Sans sens ni direction. Entends-moi : Je renie

Cette expérience ridicule, et J'y mets un terme.

Dans trente jours, Ma décision est ferme,

Je supprime Terre, Soleil, et tout leur voisinage

Qu'on ne voie plus d'humains tantôt dans ces parages.

J'élimine aussi l'Enfer et le Paradis,

Tous désormais marqués de l'humaine infamie.

Va, et annonce cette nouvelle à ton peuple

Ou pas, peu me chaut, gens et chefs sont aussi veules."

 

Congédié, il revint, interloqué et pâle,

Dans l'ambiance apeurée de son bureau ovale.

Aux courtisans qui hurlaient comme agneau qui bêle,

Il dit : "Partez tous. Et mandez-moi ma Michelle."

A Michelle arrivée, Obama dit l'histoire,

Et la supplia de bien vouloir tout y croire.

 

"Ma mie", lui dit-il, "Votre avis si sûr m'importe

Bien plus que ceux de mes conseillers, ces cloportes.

Que vais-je dire au peuple ?" Michelle, en jupe beige,

Répondit : "Barack, ne tombez pas dans ce piège !

 

Un peuple furieux et trahi par son Dieu

Tournera son courroux vers ses chefs, vers tous ceux

Qu'il verra, vers son chien, son voisin et sa femme,

Faisant de tout chaos, désolation et flammes !

Cela sera bien pire ici, à Washington

Où vous verrez, assiégé, pour qui le glas sonne."

Croyez-en votre femme, taisez-vous mon ami,

Et de votre blockhaus restez bien à l'abri.

Et puis, c'est incertain : ce vieux bonhomme aigri,

En trente jours encore, peut bien changer d'avis."

 

"Comme tu es bonne, ma mie" s'écria Obama,

"De ces difficultés tout me remettre à plat !

Je suivrai ton conseil, tout est clair maintenant,

Comme si de rien n'était, je resterai céans !
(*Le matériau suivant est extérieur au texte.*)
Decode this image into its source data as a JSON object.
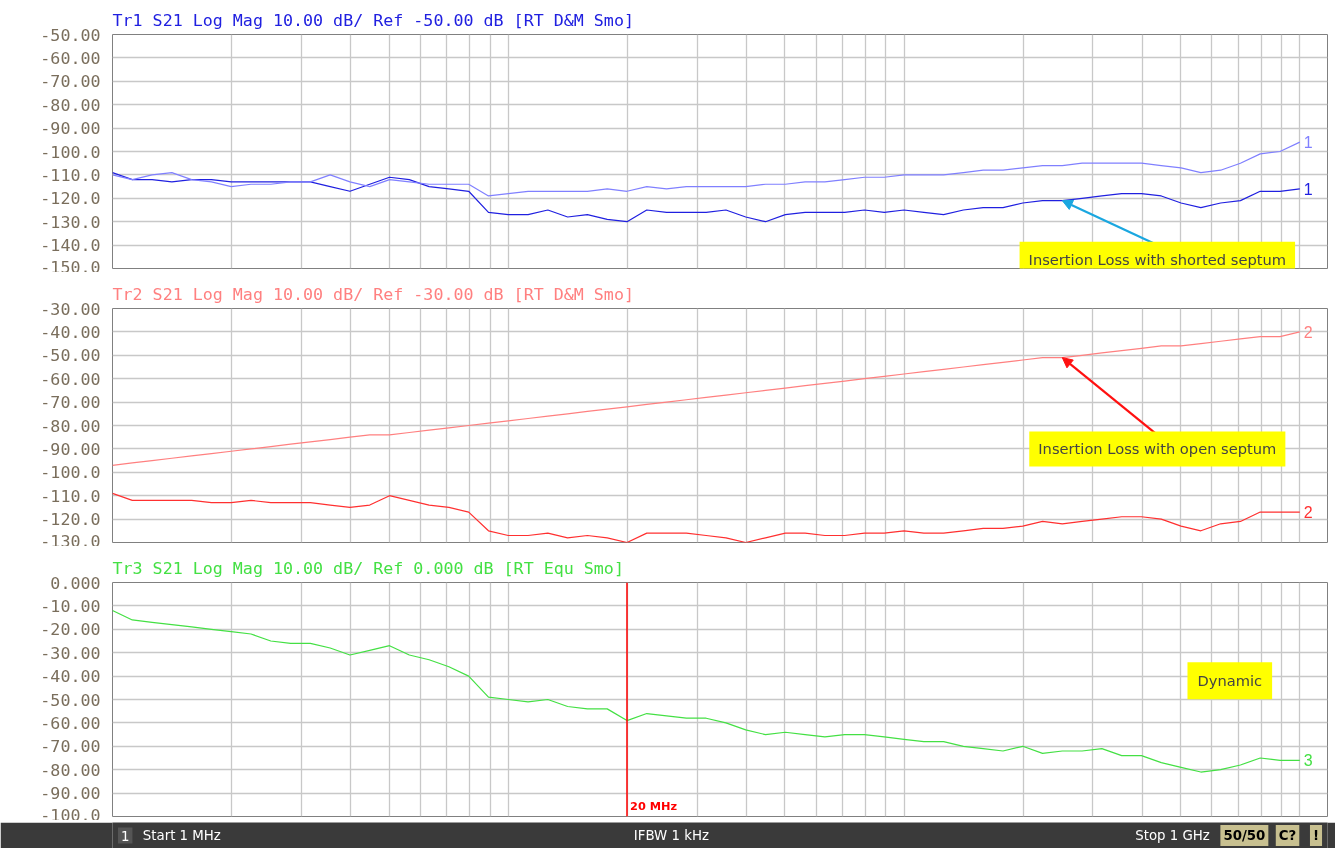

Quelle chance j'ai donc, d'attendre dans les bras

D'une aussi bonne amie cet injuste trépas !"

 

"Pas vraiment" dit Michelle," car je pars tout-à-l'heure

Vivre ces trente nuits avec votre chauffeur."

 

La morale de ce conte est simple, ou double, ou triple,

Si vous m'avez suivi dans ce petit périple.

D'abord, craignez vos Dieux, car ils ne vous aiment pas :

Ils sont vos créateurs, et non Sœur Theresa.

Ensuite n'attendez pas que vos chefs, vos leaders,

De ces mauvaises nouvelles vous donnent la primeur.

Enfin si vous voyez dans les journaux Michelle

Pour un vulgaire chauffeur, vouloir se faire belle, 

Comprenez qu'il est temps d'enfin quitter le bagne,

De prendre sa musique, son bâton et son chien,

Sans un regret ni doute, de suivre le chemin, 

Pour retrouver enfin la mer et la montagne.